03/02/2026
𝗥𝗶𝗴𝗵𝘁 𝗼𝗳 𝗥𝗲𝗽𝗹𝘆 – 𝗔𝗹𝗹𝗲𝗴𝗮𝘁𝗶𝗼𝗻𝘀 𝗼𝗳 𝗪𝗮𝘁𝗲𝗿 𝗣𝗼𝗹𝗹𝘂𝘁𝗶𝗼𝗻
The recent article published by the Vanuatu Daily Post alleging that Pierre BRUNET polluted, or attempted to pollute, Port Vila’s water source is factually incorrect, misleading, and deeply damaging to our reputation.
First, it is essential to clarify that no asphalt plant was ever installed in Zone 3. What was temporarily placed on site was a bitumen drum melter, consisting of two mobile containers, designed to melt bitumen delivered in sealed 200-litre drums for road patching works. This equipment operates in a closed system, does not involve mixing aggregates, produces no wastewater, and does not discharge liquid pollutants into the ground. Bitumen is a highly viscous product, not a free-flowing liquid, and any minor drips caused by damaged transport drums are immediately contained, collected, and cleaned.
Before installing this temporary equipment, we formally consulted the Department of Environment, informing them that the installation would be short-term, limited to a few months only, strictly for the completion of our contractual road works between the Tagabe roundabout and Clem’s Hill.

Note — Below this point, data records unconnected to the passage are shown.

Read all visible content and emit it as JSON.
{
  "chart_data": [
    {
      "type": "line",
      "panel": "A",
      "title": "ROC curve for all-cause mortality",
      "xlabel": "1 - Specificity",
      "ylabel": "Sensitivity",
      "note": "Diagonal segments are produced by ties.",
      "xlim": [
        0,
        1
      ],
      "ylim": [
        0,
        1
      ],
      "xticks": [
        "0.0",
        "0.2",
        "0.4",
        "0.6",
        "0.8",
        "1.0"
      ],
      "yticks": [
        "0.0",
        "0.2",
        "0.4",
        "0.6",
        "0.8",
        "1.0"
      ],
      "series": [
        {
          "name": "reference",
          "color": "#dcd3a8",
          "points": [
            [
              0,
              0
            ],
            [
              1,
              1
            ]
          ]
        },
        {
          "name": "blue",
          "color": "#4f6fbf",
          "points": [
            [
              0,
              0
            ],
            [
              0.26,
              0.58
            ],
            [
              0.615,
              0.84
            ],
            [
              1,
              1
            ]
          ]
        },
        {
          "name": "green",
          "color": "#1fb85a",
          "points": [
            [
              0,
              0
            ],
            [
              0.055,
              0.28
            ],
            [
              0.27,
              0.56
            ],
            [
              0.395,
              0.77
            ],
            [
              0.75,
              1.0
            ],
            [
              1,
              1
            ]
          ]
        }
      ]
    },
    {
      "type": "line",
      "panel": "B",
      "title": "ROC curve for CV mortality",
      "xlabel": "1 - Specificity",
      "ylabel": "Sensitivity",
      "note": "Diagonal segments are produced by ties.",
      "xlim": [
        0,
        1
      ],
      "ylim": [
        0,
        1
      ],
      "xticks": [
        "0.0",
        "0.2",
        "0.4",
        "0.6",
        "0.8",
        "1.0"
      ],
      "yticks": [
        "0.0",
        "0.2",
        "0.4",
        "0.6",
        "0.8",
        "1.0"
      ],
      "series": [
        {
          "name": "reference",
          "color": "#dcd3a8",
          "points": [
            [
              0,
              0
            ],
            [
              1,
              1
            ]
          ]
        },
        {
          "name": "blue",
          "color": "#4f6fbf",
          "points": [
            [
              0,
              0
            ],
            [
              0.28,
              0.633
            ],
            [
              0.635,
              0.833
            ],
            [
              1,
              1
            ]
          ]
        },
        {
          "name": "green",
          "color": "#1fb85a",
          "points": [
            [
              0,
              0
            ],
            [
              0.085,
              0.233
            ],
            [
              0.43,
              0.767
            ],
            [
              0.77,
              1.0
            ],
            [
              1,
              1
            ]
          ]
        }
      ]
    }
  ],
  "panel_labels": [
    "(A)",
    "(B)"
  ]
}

This temporary installation was known by the Environment Department, and operations were conducted responsibly, without incident. At no point in time we were advised to also inform Department of Water Resources.
The situation escalated only after UNELCO wrote to the Department of Water Resources, asserting that the activity was illegal under a regulation introduced in 2019. While UNELCO may be legally correct on the regulatory interpretation, this regulation was never actively communicated to affected businesses. There was no awareness campaign, no direct notification, and no engagement with operators working in the area. Even the Department of Environment itself was not fully aware of the detailed scope of this regulation, which clearly demonstrates a failure of internal government communication and public awareness.
Had we been informed of these restrictions earlier, the equipment would never have been installed in that location, despite the fact that it posed no pollution risk whatsoever. Once contacted by the Department of Water Resources two weeks ago, we cooperated fully, reviewed the regulation in detail, and immediately commenced relocation — a relocation that had already been planned, as the road works near Clem’s Hill are now complete. Importantly, water testing has confirmed that no contamination occurred.
What is regrettable is the unnecessary escalation and public dramatization of a purely theoretical risk, resulting in reputational harm to a company that has always prioritised environmental responsibility. Instead of direct dialogue, this matter was turned into a public spectacle. If UNELCO or the authorities had contacted us directly, the issue would have been resolved immediately, quietly, and responsibly — without damaging public trust or creating false alarm.
For decades, our group has demonstrated genuine environmental commitment: we implemented wastewater treatment systems on waterfront developments long before they were mandatory; we operate the country’s only large-scale organic, pesticide-free beef production; and all our developments are guided by sustainability principles. To portray us as careless polluters is not only false — it is the exact opposite of who we are.
Finally, it is troubling to see the Department of Water Resources publicly celebrating a “heroic intervention” against a pollution event that never existed, while real and documented pollution issues, such as the long-term wastewater contamination of Lagoon 1 by public infrastructure, remain unresolved. This selective enforcement sends the wrong message to the public, to investors, and to tourists.
This matter was mishandled. There was no pollution, no intent to pollute, and no environmental damage. There was, however, a serious failure of communication, proportion, and judgment — and unfortunately, the cost has been borne by our reputation.
Beyond this specific incident, this situation exposes a far deeper and more damaging issue in Vanuatu: the systemic failure of government services and the environment this failure creates for private investment.
When public institutions lack coordination, clarity, accountability, and professionalism, they do not protect the country — they weaken it. Unclear regulations, inconsistent enforcement, and sudden public actions without prior engagement create confusion and fear, not compliance. This is not effective governance; it is institutional dysfunction.
As a result, projects stall for years waiting for permits. Decisions change without explanation. Files move endlessly between departments that do not speak to one another. What should be routine becomes exhausting, unpredictable, and deeply discouraging. Serious, transparent, long-term investors — particularly those committed to sustainable development — eventually give up or leave.
In contrast, this same dysfunctional system becomes fertile ground for unscrupulous investors who specialise in opacity, influence, and corruption, while honest investors with genuine development objectives are pushed away. This dynamic is extremely dangerous for the country’s future, eroding trust, distorting development, and replacing responsible investment with opportunistic behaviour that brings short-term gain and long-term damage.
If this reality is not addressed urgently, Vanuatu will continue to lose honest private capital, skilled employment, and sustainable growth — not because investors lack interest, but because the system itself actively repels the very investors it needs most.